What would you like to order?
It was a scorching hot August day on the Amalfi coast, and we were a group of sticky hot tourists looking to take a lunch break. We sat down at a beautiful restaurant, one of those you see in the pictures with massive lemons hanging in a trellis up above. Once everyone had studied the menu and decided what they wanted, the server came. My Italian was better than the others’ and so I ordered for everyone, based on what I’d remembered everyone wanted, in the order that I remembered it. The food started to arrive at the table, in a seemingly random order. We were puzzled. Why was a second course coming out with a starter? Where’s my pasta? Why were the dishes coming out in rounds, rather than in order, or all at once?

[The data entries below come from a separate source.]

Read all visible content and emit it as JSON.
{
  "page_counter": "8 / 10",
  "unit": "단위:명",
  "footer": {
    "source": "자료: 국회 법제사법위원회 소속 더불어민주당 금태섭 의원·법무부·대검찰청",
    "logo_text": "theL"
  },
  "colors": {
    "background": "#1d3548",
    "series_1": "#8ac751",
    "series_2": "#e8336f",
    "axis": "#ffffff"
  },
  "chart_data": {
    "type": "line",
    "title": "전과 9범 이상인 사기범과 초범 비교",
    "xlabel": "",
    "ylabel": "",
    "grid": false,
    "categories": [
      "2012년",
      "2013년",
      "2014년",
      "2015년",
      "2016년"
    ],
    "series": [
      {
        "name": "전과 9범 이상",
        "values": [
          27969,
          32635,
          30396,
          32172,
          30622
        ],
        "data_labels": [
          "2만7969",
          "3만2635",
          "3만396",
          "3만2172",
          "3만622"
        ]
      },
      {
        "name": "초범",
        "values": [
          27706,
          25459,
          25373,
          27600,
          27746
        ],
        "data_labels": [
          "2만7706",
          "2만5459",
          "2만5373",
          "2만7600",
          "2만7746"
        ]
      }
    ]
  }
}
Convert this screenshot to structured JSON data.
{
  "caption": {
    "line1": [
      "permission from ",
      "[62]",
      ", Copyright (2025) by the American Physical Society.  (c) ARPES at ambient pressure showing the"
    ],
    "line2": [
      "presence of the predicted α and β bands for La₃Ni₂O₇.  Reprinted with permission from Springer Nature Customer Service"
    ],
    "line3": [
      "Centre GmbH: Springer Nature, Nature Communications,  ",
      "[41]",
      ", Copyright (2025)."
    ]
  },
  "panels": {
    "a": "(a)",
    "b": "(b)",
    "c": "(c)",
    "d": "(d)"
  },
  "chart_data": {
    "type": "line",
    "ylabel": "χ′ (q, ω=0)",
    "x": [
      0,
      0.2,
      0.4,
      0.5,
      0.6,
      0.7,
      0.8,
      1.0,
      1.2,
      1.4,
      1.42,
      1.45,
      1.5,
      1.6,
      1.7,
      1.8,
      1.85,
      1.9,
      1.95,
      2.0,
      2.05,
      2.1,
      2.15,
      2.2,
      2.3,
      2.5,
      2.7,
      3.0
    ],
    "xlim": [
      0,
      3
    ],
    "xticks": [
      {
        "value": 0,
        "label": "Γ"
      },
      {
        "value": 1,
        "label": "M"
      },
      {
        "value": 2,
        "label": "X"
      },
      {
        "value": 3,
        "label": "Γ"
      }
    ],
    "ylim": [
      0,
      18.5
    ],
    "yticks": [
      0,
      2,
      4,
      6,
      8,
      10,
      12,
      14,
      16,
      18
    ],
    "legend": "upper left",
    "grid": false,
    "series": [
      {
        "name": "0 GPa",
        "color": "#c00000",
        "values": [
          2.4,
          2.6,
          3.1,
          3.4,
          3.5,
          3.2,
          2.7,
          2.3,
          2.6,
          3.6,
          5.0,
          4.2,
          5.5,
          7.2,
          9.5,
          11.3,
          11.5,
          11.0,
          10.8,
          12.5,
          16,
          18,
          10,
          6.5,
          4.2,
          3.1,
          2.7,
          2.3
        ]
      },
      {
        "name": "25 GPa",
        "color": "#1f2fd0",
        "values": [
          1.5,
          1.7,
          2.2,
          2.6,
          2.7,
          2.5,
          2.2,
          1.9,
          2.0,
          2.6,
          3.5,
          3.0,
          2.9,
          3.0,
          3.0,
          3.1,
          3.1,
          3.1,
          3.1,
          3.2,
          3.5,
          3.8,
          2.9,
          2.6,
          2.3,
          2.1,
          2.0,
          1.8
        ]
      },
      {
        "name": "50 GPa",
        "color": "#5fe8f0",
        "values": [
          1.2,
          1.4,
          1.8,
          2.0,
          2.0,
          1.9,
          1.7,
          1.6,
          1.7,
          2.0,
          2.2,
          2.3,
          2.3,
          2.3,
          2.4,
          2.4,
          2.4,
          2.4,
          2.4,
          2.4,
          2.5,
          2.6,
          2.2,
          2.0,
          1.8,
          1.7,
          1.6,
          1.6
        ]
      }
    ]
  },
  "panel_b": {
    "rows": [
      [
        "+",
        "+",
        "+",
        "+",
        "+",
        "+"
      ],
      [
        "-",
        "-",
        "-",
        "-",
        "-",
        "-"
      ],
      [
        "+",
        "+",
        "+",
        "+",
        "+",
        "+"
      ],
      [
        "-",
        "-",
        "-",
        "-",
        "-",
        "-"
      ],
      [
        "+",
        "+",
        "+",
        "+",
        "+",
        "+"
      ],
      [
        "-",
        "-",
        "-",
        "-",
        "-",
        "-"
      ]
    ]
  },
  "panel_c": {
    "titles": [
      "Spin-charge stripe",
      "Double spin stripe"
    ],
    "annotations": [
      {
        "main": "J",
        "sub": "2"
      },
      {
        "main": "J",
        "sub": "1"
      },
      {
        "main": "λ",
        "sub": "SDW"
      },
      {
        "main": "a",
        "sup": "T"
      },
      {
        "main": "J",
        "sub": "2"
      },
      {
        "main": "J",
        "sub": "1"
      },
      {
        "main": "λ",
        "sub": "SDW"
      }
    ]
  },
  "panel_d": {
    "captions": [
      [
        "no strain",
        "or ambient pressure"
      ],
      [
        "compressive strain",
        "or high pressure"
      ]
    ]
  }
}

The server must be incompetent. That was the only possible explanation. Italians were serious about course order. This guy must be a goof ball, or maybe he was just having a bad day? Then suddenly came the aha. The pattern to the “random” order? The dishes were coming to the table in the exact order I had requested them. The laugh was on me!
Also, isn’t it funny that, in one of the most beautiful places in the world, on a day that I took about 80 pictures (back in the film-camera days), what we remember is what went wrong? Somehow, we always seem to remember the mishaps.
A few years back, I took my niece and nephew, who were 6 and 8, respectively, to Italy to visit family. The kids spoke no Italian, but they made instant friends with some locals. One afternoon the neighborhood kids came by, wanting to play. My niece and nephew went out happily, and about five minutes later, stormed back in, angry and frustrated.
“They are cheats!” they declared.
“I don’t want to play with them anymore.”
I went out to talk with the Italian kids to find out what had happened. They were just as puzzled. “What were you playing?” I asked? And as it turns out, the Italians were not playing freeze tag, as my niece and nephew had thought. And the Italian kids weren’t cheating at freeze tag. Instead, they were playing a similar game, but with different rules. My niece and nephew had assumed the worst—without the benefit of language, they had no idea what had gone wrong.